Portugal has been treated as a pariah too [– despite the government in Lisbon finding a way around the ruling to come up with further cuts]. “We are delighted that Lisbon will pursue the agreed therapy: it is essential that key institutions stand together to support the country”, the Commission declared two days after the verdict, rejecting any idea of a renegotiation. The kind of press release that would never be written on the decisions of the German Court, deemed unalterable.

Such stains cannot be removed, unless the EU is to rediscover what Europe was in its youth. Do not forget: the objective was to end the wars between powers ground down by the two world wars, but also to end the poverty that pushed the people into the arms of dictatorships. It is no coincidence that it was a europhile, William Beveridge, who drafted the plans for the welfare state in the midst of the Second World War.

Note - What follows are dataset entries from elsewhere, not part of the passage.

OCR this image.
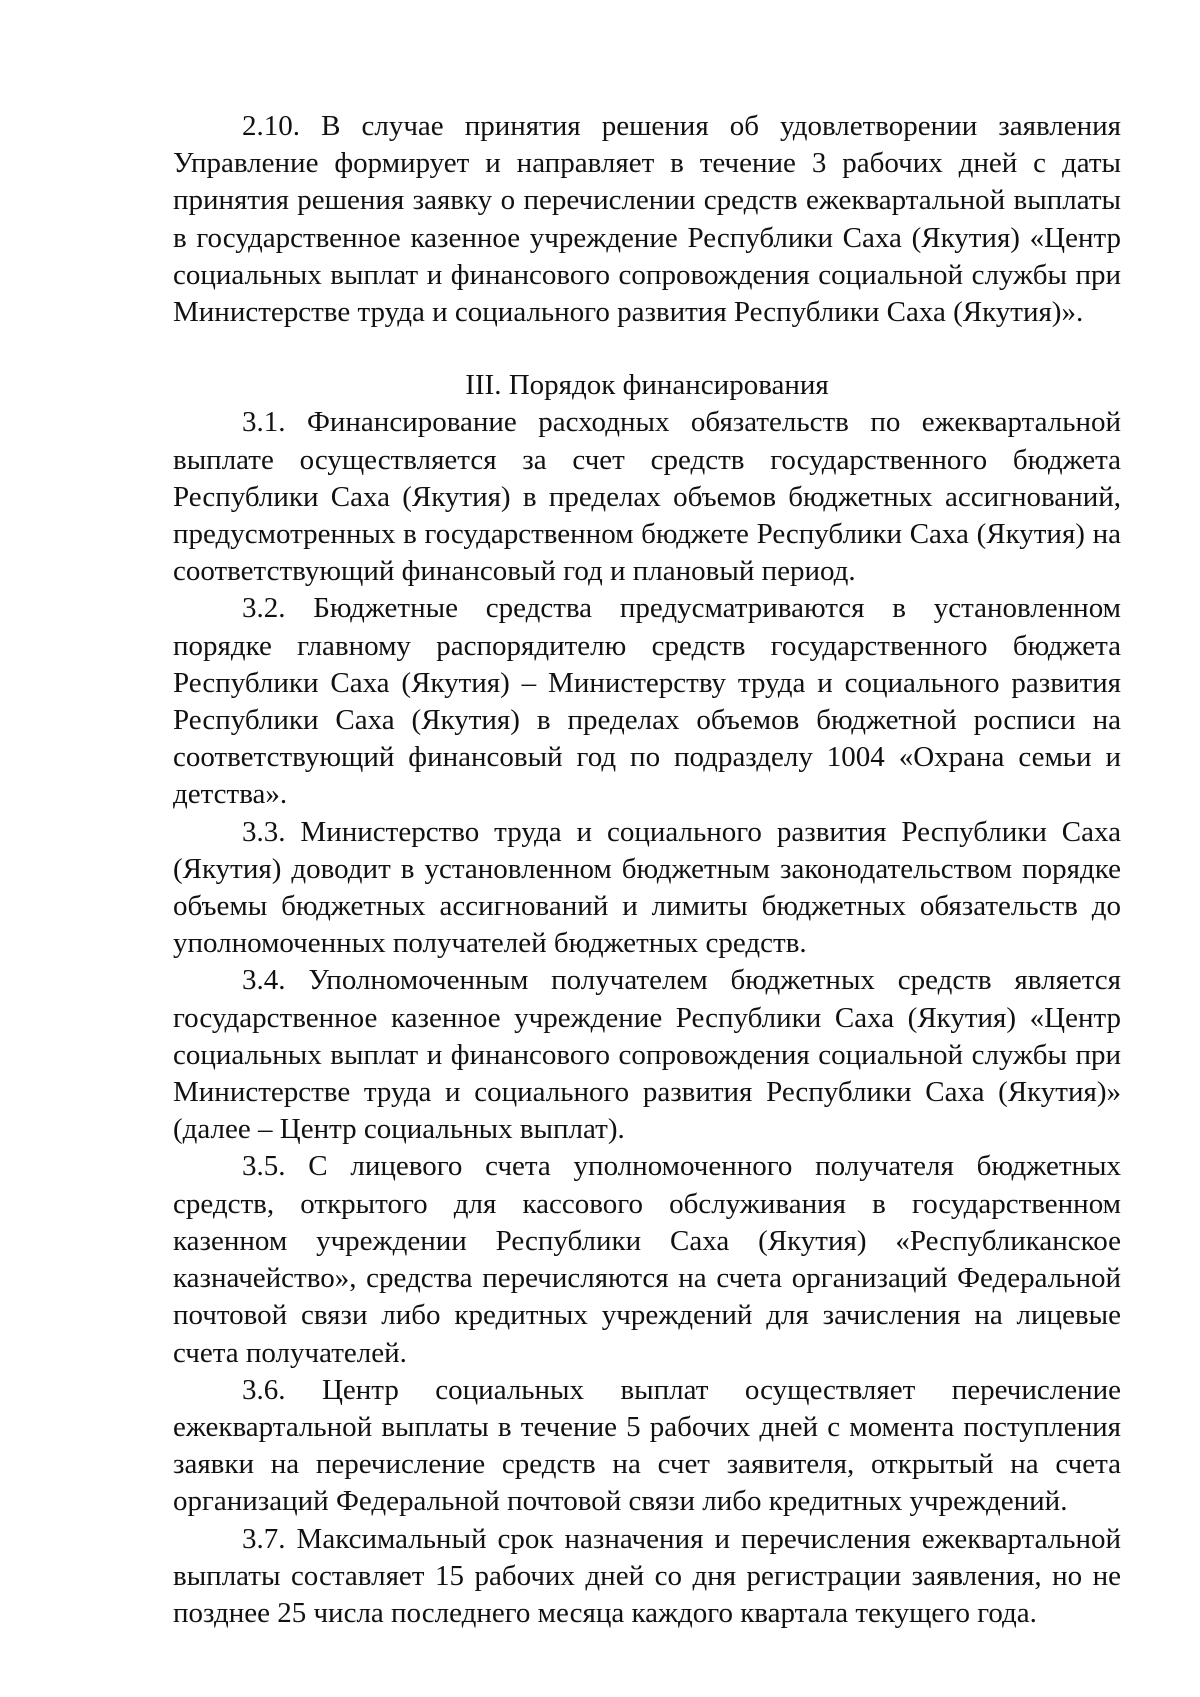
2.10. В случае принятия решения об удовлетворении заявления Управление формирует и направляет в течение 3 рабочих дней с даты принятия решения заявку о перечислении средств ежеквартальной выплаты в государственное казенное учреждение Республики Саха (Якутия) «Центр социальных выплат и финансового сопровождения социальной службы при Министерстве труда и социального развития Республики Саха (Якутия)».

III. Порядок финансирования

3.1. Финансирование расходных обязательств по ежеквартальной выплате осуществляется за счет средств государственного бюджета Республики Саха (Якутия) в пределах объемов бюджетных ассигнований, предусмотренных в государственном бюджете Республики Саха (Якутия) на соответствующий финансовый год и плановый период.

3.2. Бюджетные средства предусматриваются в установленном порядке главному распорядителю средств государственного бюджета Республики Саха (Якутия) – Министерству труда и социального развития Республики Саха (Якутия) в пределах объемов бюджетной росписи на соответствующий финансовый год по подразделу 1004 «Охрана семьи и детства».

3.3. Министерство труда и социального развития Республики Саха (Якутия) доводит в установленном бюджетным законодательством порядке объемы бюджетных ассигнований и лимиты бюджетных обязательств до уполномоченных получателей бюджетных средств.

3.4. Уполномоченным получателем бюджетных средств является государственное казенное учреждение Республики Саха (Якутия) «Центр социальных выплат и финансового сопровождения социальной службы при Министерстве труда и социального развития Республики Саха (Якутия)» (далее – Центр социальных выплат).

3.5. С лицевого счета уполномоченного получателя бюджетных средств, открытого для кассового обслуживания в государственном казенном учреждении Республики Саха (Якутия) «Республиканское казначейство», средства перечисляются на счета организаций Федеральной почтовой связи либо кредитных учреждений для зачисления на лицевые счета получателей.

3.6. Центр социальных выплат осуществляет перечисление ежеквартальной выплаты в течение 5 рабочих дней с момента поступления заявки на перечисление средств на счет заявителя, открытый на счета организаций Федеральной почтовой связи либо кредитных учреждений.

3.7. Максимальный срок назначения и перечисления ежеквартальной выплаты составляет 15 рабочих дней со дня регистрации заявления, но не позднее 25 числа последнего месяца каждого квартала текущего года.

The European institutions are not up to the task that they are supposed to fulfill today. That makes it all the more necessary that citizens express themselves through parliament, which they will elect in May 2014, and through a constitution worthy of the name. The Commission must take the form of a government elected by the people of Europe and accountable to MEPs. After all the damage it has done, a Commission like the one that is now operating alongside the troika must be sent home.

It has squandered its money, its honour and its time. It has sown hatred among the member states. It has pushed the Greek people into degradation. It has been criticised by an IMF suffering the pangs of a duplicitous conscience. It has reached the stage of what Einstein considered the worst failure of the politician and the scientist: that insanity “that consists of doing the same thing over and over again, yet expecting different results.”